Nas sessões presenciais tudo o que se passa no setting analítico é importante: se o analisando se atrasa ou se adianta, a atitude corporal com que entra na sala, seu gestual enquanto fala... Esse tempo é fundamental para estabelecer a confiança e a ligação do inconsciente do analisante com seu analista. Fico me perguntando se diante de uma pequena tela seria possível captar essa riqueza de detalhes. Como operar o desvio de olhar oferecido pelo uso do divã numa videochamada?
Outra condição é o trabalho com o tempo. A frequência das sessões, o tempo de cada sessão e o tempo do próprio tratamento é variável para cada sujeito e determinado pela própria fala do analisando, uma vez que o inconsciente é estruturado como uma linguagem. Nesse sentido, me assusta ver nos anúncios de terapias on-line a promessa de que o analisando poderá falar com seu terapeuta a hora que quiser, sem necessidade de marcar previamente horário! Já imagino o analista fazendo compras no supermercado, atendendo seu paciente ao telefone ou numa videochamada enquanto pega uma lata de atum! E sendo consumido como gotas de Rivotril às quais se lança mão, como é comum se fazer hoje em dia, infelizmente, em todo momento de ansiedade... Sem mencionar a possibilidade de a sessão ser gravada, divulgada, interrompida por falhas de conexão...
O dinheiro entra como elemento importante no manejo analítico. Mas, passaria, no atendimento on-line, a ser assepticamente depositado à distância, não passando da mão do analisante à do analista. Perda virtual de gozo?

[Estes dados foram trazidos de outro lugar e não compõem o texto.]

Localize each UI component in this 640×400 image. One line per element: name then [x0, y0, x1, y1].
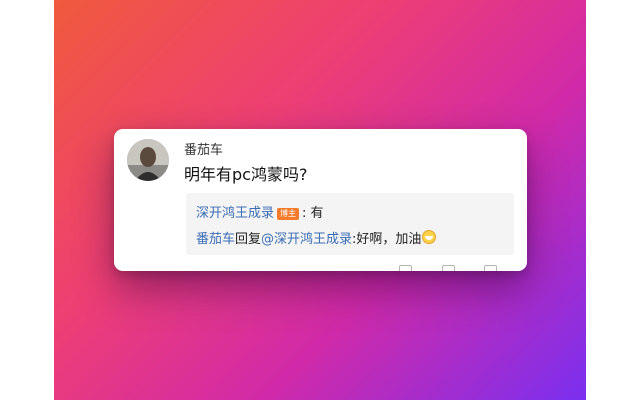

Outra questão é como atender crianças ou sujeitos com estrutura psicótica, utilizando as tecnologias de videochamada? Sabemos o quanto o psicanalista precisa emprestar o próprio corpo nesses atendimentos. Ainda assim, alguns psicanalistas já atendem se utilizando das novas tecnologias. Precisam partilhar seus resultados com os pares nas instituições e publicações psicanalíticas, para que possamos ampliar a reflexão sobre o assunto. Resta saber se ao final, poderemos ainda chamar o que se fará on-line de psicanálise!